De nombreux professionnels du secteur sont vent debout suite à l’annonce des membres du nouveau Gouvernement, égrené vendredi 19 mai sur le perron de l’Elysée, où le ministère du Logement est le grand absent du second quinquennat d’Emmanuel Macron. Dire qu’il s’agit d’une réelle déception pour les acteurs de l’immobilier est une litote. La seule consolation, si tant est que cela en soit une, est la nomination d’Antoine Pellon au poste de secrétaire général à la Planification écologique qui assurera les fonctions de conseiller du cabinet de la Première ministre, en tant que chef de pôle Ecologie, Transport, Energie, Logement et Agriculture.

Amélie de Montchalin, ministre de la Transition écologique et de la Cohésion des territoires, à travers un tweet publié deux jours après la composition du Gouvernement, tient, cependant, à rassurer les professionnels : « ce nouveau grand ministère, qui réunit notamment les transports, le logement, la protection de la nature et de la biodiversité, ainsi que l’aménagement, va nous permettre de bâtir la France de demain. Nous mènerons en même temps la transition écologique et la cohésion des territoires ». Pas sûr que cela satisfasse et rassure les acteurs du public comme du privé…

Dès le nouveau Gouvernement connu, les réactions ne se sont pas faites attendre et la grogne des professionnels du secteur est clairement affichée. Ainsi, Emmanuelle Cosse, présidente de l’USH et ancienne ministre du Logement, qui, au lendemain de la réélection d’Emmanuel Macron, appelait à faire du logement « une grande cause du quinquennat », a immédiatement réagi sur tweete : « la composition de ce premier Gouvernement, au-delà des autres commentaires, montre que le logement n’est pas pris en considération à la hauteur des enjeux sociaux et environnementaux qu’il porte. Le mouvement HLM reste, néanmoins, pleinement mobilisé »…
Pour la Fnaim, l’Unis et Plurience, « il est urgent de clarifier qui, au sein du nouveau Gouvernement, a la charge du logement, enjeu crucial et quotidien pour les Français, et de convoquer une conférence rassemblant tous les acteurs du logement, pour évoquer les défis du secteur. Il est à rappeler qu’au cours du mandat précédent, l’Etat a placé des contraintes fortes, à très court terme, sur le parc locatif, et donc sur les bailleurs : la rénovation énergétique. Mais les débats du moment démontrent qu’une politique du Logement ne se résume pas à la rénovation énergétique ».
Du côté de Procivis, Yannick Borde réclame « un véritable ministre du Logement après les législatives » et ajoute : « le logement pèse sur le pouvoir d’achat, première dépense des familles ». Pour le président, « la situation du logement, c’est des prix de plus en plus inabordables ; des coûts de construction qui explosent ; des taux d’intérêt en hausse ; un échec du choc de l’offre du premier quinquennat d’Emmanuel Macron ; un manque de logements croissant », et conclut ainsi : « on fait quoi ? »…
Pour Pascal Boulanger, président de la FPI,  « après avoir été le grand oublié de la campagne électorale, nous refuserons fermement que le logement soit l’oublié du quinquennat ! Il s’agit d’un bien essentiel pour chacun de nos concitoyens.
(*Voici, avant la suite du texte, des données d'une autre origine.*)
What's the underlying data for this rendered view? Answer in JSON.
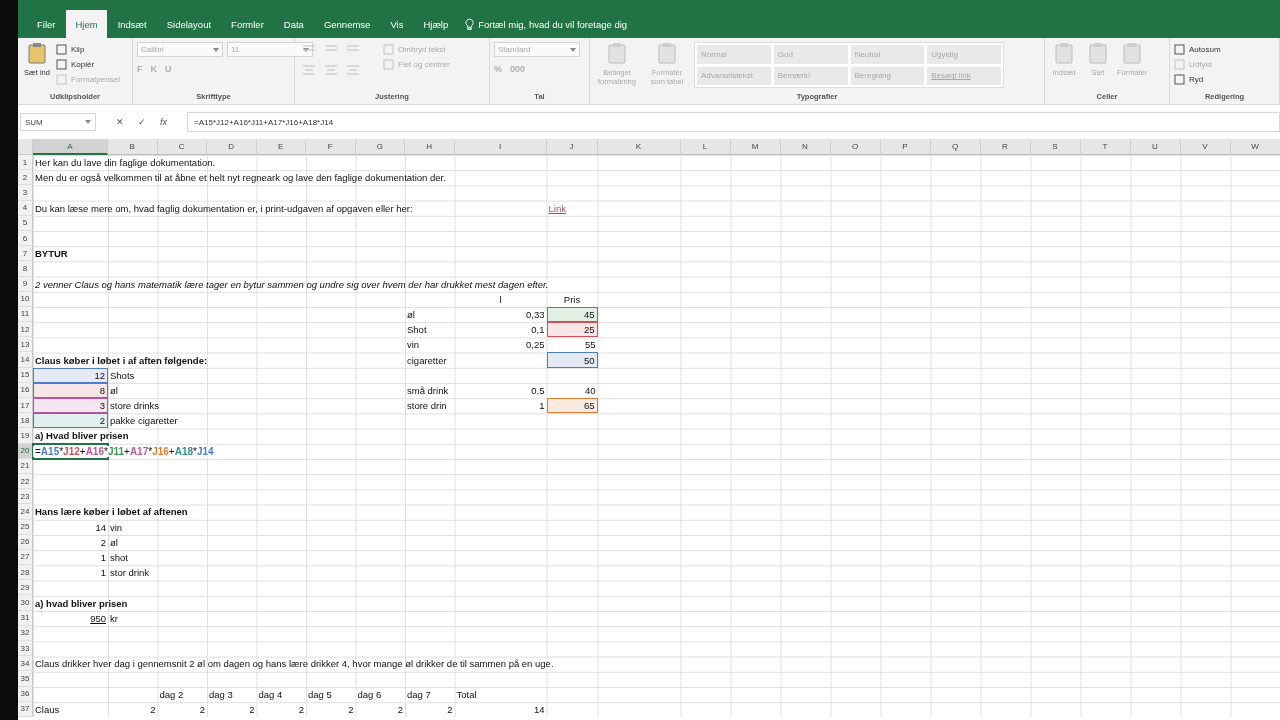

L’ajustement qui interviendra à l’issue des législatives devra impérativement corriger cette position. Nul ne pourra nous faire le reproche de ne pas avoir suffisamment alerté sur le risque majeur d’une véritable et profonde crise du logement ».
De son côté, Christophe Robert, directeur général de la Fondation Abbé Pierre, dresse un « bilan très mitigé du précédent quinquennat » et regrette qu’il n’y ait « aucun ministre du Logement dans le nouveau gouvernement. La Fondation exprime son incompréhension alors que le logement représente le premier poste de dépenses des ménages et concerne tout le monde et tous les territoires ! ». Et d’ajouter quelques chiffres : « 4 millions de personnes mal logées, dont 300 000 sans domicile ; 12 millions de personnes fragilisées par rapport au logement… mais pas de ministère du Logement… ».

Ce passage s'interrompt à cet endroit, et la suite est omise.